A new tool for examining the nature of the universe’s enigmatic dark energy may yield clues to the future of the cosmos.
In the late 1960's two Russian scientists, Rashid Sunyaev and Yakov Zel'dovich, predicted that if radiation passes through an ionized cloud, the brightness of that radiation will change due to a physical process called inverse Compton scattering, where an electron in the cloud gives up some of its energy to an incoming photon.
Researchers have employed several millimeter-wavelength astronomical telescopes, including the South Pole Telescope (SPT) in Antarctica,1 to search for this Sunyaev-Zel'dovich (SZ) effect.2 Their focus is the cosmic microwave background (CMB) radiation as it passes through the hot intergalactic medium present in clusters of galaxies. By observing the SZ effect in several thousand clusters, researchers hope to place constraints on the physics of dark energy.

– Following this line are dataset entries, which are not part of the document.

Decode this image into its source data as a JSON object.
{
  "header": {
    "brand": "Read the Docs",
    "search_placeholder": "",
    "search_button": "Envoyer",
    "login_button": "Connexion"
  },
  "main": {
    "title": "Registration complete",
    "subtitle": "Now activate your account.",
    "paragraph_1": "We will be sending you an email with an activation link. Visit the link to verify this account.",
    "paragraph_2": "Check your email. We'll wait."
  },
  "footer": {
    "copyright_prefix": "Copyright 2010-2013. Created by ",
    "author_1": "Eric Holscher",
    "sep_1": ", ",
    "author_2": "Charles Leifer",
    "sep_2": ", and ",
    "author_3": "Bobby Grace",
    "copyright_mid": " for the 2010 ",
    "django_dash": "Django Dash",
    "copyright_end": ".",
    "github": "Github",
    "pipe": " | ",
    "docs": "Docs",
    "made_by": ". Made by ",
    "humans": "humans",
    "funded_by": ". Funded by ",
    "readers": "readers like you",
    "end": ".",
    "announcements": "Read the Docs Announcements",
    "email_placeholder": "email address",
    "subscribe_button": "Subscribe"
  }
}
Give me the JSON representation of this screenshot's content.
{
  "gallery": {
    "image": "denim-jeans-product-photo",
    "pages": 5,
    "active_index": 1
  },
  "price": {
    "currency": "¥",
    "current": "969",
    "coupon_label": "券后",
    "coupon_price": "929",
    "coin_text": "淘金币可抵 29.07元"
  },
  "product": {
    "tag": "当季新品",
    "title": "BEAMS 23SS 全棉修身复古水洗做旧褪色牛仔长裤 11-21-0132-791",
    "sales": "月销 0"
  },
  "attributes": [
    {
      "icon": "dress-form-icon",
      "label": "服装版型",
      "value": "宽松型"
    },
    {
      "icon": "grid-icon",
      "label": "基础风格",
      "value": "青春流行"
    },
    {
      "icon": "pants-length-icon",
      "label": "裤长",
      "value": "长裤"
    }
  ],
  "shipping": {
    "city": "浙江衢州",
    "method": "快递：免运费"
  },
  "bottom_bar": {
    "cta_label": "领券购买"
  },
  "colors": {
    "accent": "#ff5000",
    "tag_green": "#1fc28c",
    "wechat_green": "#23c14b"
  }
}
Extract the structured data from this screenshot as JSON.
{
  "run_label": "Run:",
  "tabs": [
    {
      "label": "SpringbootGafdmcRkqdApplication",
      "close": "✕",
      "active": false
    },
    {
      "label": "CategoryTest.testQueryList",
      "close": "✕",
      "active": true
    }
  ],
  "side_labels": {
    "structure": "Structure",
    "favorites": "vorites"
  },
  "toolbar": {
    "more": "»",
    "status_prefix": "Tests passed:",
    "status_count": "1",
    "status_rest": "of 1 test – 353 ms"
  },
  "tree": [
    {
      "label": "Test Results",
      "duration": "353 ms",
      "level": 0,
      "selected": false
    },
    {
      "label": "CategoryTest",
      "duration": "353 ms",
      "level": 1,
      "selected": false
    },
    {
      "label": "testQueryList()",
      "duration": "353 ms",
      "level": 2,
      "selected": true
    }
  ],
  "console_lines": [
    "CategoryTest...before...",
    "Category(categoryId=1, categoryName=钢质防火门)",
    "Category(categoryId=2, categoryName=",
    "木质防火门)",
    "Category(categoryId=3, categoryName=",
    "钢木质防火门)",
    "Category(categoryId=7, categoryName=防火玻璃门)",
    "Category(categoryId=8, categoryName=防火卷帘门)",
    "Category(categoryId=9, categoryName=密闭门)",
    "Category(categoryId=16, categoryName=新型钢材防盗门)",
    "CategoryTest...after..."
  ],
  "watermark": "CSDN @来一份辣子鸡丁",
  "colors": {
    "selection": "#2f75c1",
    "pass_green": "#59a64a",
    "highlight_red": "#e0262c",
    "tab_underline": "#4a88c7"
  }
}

The South Pole is a forbidding place to work, but it is also the most ideal site on the planet for making millimeter-wavelength observations. Its high altitude (approx. 9,000 feet above sea level) provides a thin atmosphere, its cold temperatures permit a low amount of water vapor in the air, and its darkness over half the year ensures an extremely low turbulence in the atmosphere above the telescope. The telescope’s Gregorian design, where the secondary reflector is off-axis (see photo), allows an unobstructed field of view, minimizing any scattering of light from its structure. The telescope can observe in three frequency bands—90, 150, and 220 GHz—that are ideal for detecting the SZ effect on CMB radiation. Eventually, new sensors will be added that can also detect the polarization of the radiation.
What can the SPT tell us about the past and future of dark energy? John E. Carlstrom, one of the leaders in the SPT project and the S. Chandrasekhar Distinguished Professor in Astronomy and Astrophysics at the University of Chicago, says the telescope will examine clusters of galaxies to learn what role dark energy played in their evolution. “One of the important things we need to learn about dark energy is what influence it has had on structure,” Carlstrom says. If scientists can learn how the density of clusters changed over time, he says they can determine “constraints on the equation of state of dark energy.”
That is, they can get a more precise idea of whether dark energy is taking us toward a big rip, a big crunch, or something in between. Analyzing follow-up data from optical telescopes, the scientists will determine the mass, distance, and age of the clusters. They will then map the clusters in space and time to see how their density and structure evolved over billions of years under the competing pulls of gravity and dark energy. They hope to learn how much power dark energy exerted in the early universe, how it evolved to dominate the universe now and, by extension, how much power it may wield in the future.3 Such knowledge will present a means to test RTB’s biblical creation model.